A few minutes—just a few minutes sooner, and they would have still been in range. While Hurinren had his doubts as to whether those idiots would turn back or not, if they’d been able to tell them about the others in the cave system, at least they would have been able to prepare themselves. As it was, with how difficult it had been to find any information about the cave entrance, they likely thought themselves all alone—or, at the most, perhaps likely to run into lovers using the cave system to meet one another.
Even the gorankai had only heard rumours of the cave’s use by chance, from a drink vendor who had been talking with another customer about some sort of drink that had been imported into Lüshan and was causing strife in their national unity—which, what? The pair had gone on to laugh about how one of the vendor’s most popular drinks used a substance that was smuggled out of Falmíer, which was just addictive enough to bring customers coming back for more without being so addictive as to cause problems—not at the levels he was using it, anyway.
“Very hard to get this stuff out of the capital,”
the vendor had said.
“Not the sort of thing even the incompetent Drini let through their paper points.
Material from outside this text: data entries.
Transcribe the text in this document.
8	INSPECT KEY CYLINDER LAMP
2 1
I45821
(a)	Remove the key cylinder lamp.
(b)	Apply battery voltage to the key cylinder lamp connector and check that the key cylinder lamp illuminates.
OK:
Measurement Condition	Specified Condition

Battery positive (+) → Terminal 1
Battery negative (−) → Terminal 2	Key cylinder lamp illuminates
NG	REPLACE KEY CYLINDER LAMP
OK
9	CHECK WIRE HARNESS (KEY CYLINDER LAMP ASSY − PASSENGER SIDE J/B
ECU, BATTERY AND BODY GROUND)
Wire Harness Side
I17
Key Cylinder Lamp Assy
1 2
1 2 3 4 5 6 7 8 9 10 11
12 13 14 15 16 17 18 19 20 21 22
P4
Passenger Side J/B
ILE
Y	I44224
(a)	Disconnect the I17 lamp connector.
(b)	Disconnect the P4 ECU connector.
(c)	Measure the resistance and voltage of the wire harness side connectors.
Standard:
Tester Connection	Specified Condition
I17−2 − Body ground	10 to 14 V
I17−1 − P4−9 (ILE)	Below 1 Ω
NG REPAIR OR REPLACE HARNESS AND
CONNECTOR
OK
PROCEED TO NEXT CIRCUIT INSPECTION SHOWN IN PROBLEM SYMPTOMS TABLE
Just another thing smuggled out through the darkness.”
A few questions—and possibly a few threats issued—later, and the gorankai had learned that while it wasn’t common knowledge, the lucrative and highly illegal smuggling operation out of Falmíer wasn’t
just
going through the papers checkpoints, relying on a mixture of incompetent and corrupt Drinarna to get through; rather, they were also using the cave system to get some of the most illegal things out of the city—the most illegal and the most profitable, the level of profitable where people killed risks to the operation first and asked questions later.
The reality was, as much as Emilia’s friends certainly weren’t stupid enough to let their guards down, they really had no idea what was lurking for them in the dark, nor how quickly their blood soaked hands might reach out to snuff them out.